Driving Stick in America is a real bitch
so juliann got a car and it's a stick. i went ahead and
took it to get teh state inspection today and boy was that
some shit. now i've just driven manual a couple of times in
austria, so i'm not exactly proficient in it. this means
that i roll back some inches if i'm starting the car in 1st
on a hill. every fucking bastard at every stoplight was
maybe an inch from my bumper. it's just ridiculous, there
is absolutely no courtesy space here. i mean i can
understand someone tailgating me if i'm doing 35 in a 55 in
the left hand lane, but what good is it to get right up to
the car infront of you when you're at a dead stop?
it all went good and well until i was on fucking mt. st.
helen's at this one stop light. sure enough as i roll to a
stop the bitch behind me practically taps my bumper, i had
some inches to roll up so i tried and stalled. frustrating.
people don't know how much automatic really does for them,
if you want to appreciate it, then try to inch up a mountain
of a hill with a 70 yr. old in a cadillac tailgating the
hell out of you. i couldn't belive it when the bitch went
ahead and got right on my ass again. i was now two inches
from the car in front of me and about a pubic hair from
grandma behind me.
i ended up having to floor it and squeal out so that i
wouldn't roll back.
along that note, is everyone who shops at walmart straight
up retarded? i'm there today buying some cds and get to the
cashier. this guy infront of me who looks like his mother
chugged bleach with him in the womb is trying to pay with 3
gift cards for some office chair. don't ask me what type of
man gets 3 gift cards all for 25 dollars to walmart, but i'm
sure he jacks off to children. so after the cashier did all
that he had 17.16 left on his tab. this is when things get
odd. in a really odd effiminate voice he states that he has
change. so he pulls out 25 cents and stares at it. the
cashier is just slack-jawed rolling her eyes and drooling as
he labors back into his pants. then he pulls out about 200
pennies. i swear it was a mountain. then he stares at
that. the cashier starts to balk and counts out 16 cents.
so then he puts the rest of it in his pocket and just stands
there. she stands there. after a second she says,
"i still need 17 dollahs fum yah"
"whut? oh, heh, i'ma sahry, i'ma not myaselfa today."

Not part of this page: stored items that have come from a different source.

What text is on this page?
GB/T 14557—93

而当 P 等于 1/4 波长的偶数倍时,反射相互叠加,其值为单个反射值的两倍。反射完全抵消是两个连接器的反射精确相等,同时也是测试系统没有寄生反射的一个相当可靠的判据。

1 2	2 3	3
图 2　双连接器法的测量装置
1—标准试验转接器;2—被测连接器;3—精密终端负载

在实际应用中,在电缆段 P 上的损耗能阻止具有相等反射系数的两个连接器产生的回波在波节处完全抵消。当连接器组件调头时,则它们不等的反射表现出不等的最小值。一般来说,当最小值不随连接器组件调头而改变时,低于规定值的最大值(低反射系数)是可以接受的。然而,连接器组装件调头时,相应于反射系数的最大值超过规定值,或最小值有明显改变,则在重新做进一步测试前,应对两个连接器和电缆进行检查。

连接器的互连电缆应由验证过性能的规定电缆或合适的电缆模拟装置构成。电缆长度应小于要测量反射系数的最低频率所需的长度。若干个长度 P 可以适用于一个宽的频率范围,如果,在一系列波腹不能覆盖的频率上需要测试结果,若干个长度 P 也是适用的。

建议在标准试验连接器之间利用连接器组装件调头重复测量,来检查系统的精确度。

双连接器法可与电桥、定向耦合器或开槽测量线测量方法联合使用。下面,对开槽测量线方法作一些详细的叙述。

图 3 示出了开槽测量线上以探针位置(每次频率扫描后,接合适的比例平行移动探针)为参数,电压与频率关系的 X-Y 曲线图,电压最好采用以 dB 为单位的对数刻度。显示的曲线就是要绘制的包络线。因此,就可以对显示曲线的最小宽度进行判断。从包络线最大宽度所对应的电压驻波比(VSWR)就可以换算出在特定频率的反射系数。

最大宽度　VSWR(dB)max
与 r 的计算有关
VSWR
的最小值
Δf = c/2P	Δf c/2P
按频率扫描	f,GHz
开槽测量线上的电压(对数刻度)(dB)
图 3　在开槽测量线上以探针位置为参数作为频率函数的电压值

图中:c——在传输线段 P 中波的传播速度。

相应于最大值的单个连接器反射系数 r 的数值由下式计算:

so he pulls out a 20 and continues to fish for something
else in his pocket. she reaches for the twenty and he
recoils in horror, actually emitting an ejaculatory,
the cashier's eyes are just buggin' out of her head and i
can tell that a mixture of indignation and worry are dancing
behind the initial shock.
finally he pulls out another 1 dollar bill and hands the 21
dollars to her,
"there ya go"
"he YOU go" and she gives him the dollar back
"no, no, this way you can just give me 4 dollars back."
the cashier looks up at me with a look of,
"this man is fucking insane" i arch my eyebrow and shrug to
help her out and she puts his one dollar on teh counter and
fishes 3 dollars out to give back to him. as she picks up
his one dollar to add to his change he bellows,
"NO!" then kind of started by his second ejaculation he sort
"look...." and he looks around suspiciously, "i'd like 4
dollars in change, not my dollar back."
there was a moment in which i could tell she wanted to just
beat him down for his oddities, but then she resignd
herself; took 4 dollars from the drawer, and put what she
had out in there.
she just stared after him with a thoughtful gaze. man what
people go through working at walmart.